Webinar Joseph Klewicki

The notion of similarity solutions and their connection to the scaling problem in turbulent wall-flows are introduced. Analytical evidence is then presented indicating that the flow in fully developed turbulent channel flow formally admits similarity solutions for the mean velocity and Reynolds shear stress. Solutions to the boundary value problem posed by the mean equation are constructed over a portion of the flow. Here the analysis develops a closure that yields two equivalent forms of the mean momentum equation. As such, these can be independently integrated to generate self-consistent profile functions for either the mean velocity or the Reynolds shear stress. High resolution direct numerical simulation (DNS) data are used to investigate the properties of the similarity solutions for the mean velocity and Reynolds shear stress. The solutions and their associated similarity structure are used to explicate new results.
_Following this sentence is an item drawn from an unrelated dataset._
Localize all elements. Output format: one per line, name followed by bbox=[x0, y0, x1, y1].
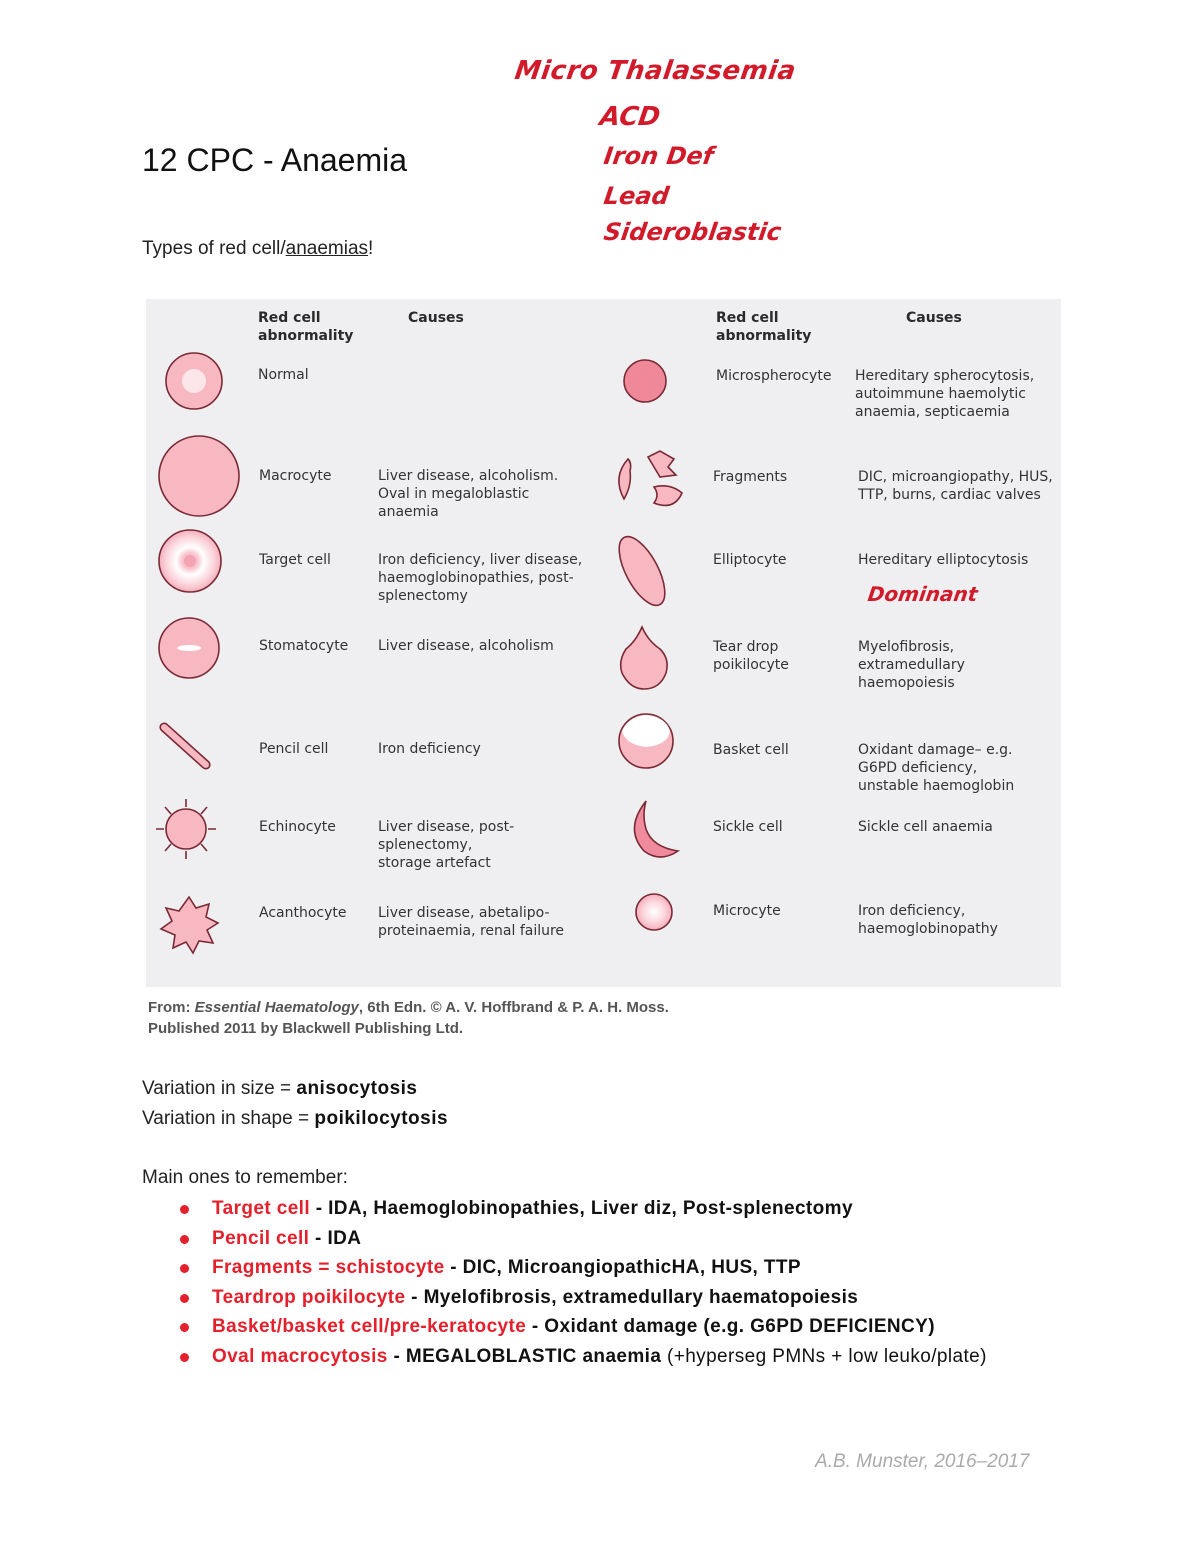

These include a cogent specification for the both the inner and outer boundaries of the inertial sublayer and a variety of well-founded ways to estimate the key parameter Φc at finite Reynolds number. Extensions of the analytical arguments by Klewicki et al. (Phys. Rev. E, 90, 2014, p. 063015) lend further support to the conjecture that at large Reynolds number Φ c → (1 + √5)/2, or equivalently, the von Karman constant is given by κ = 2/(3 + √5). The primary non-rigorous aspect of the analysis are critiqued, and the connections between the channel solutions and those in the other canonical wall-flows are briefly discussed.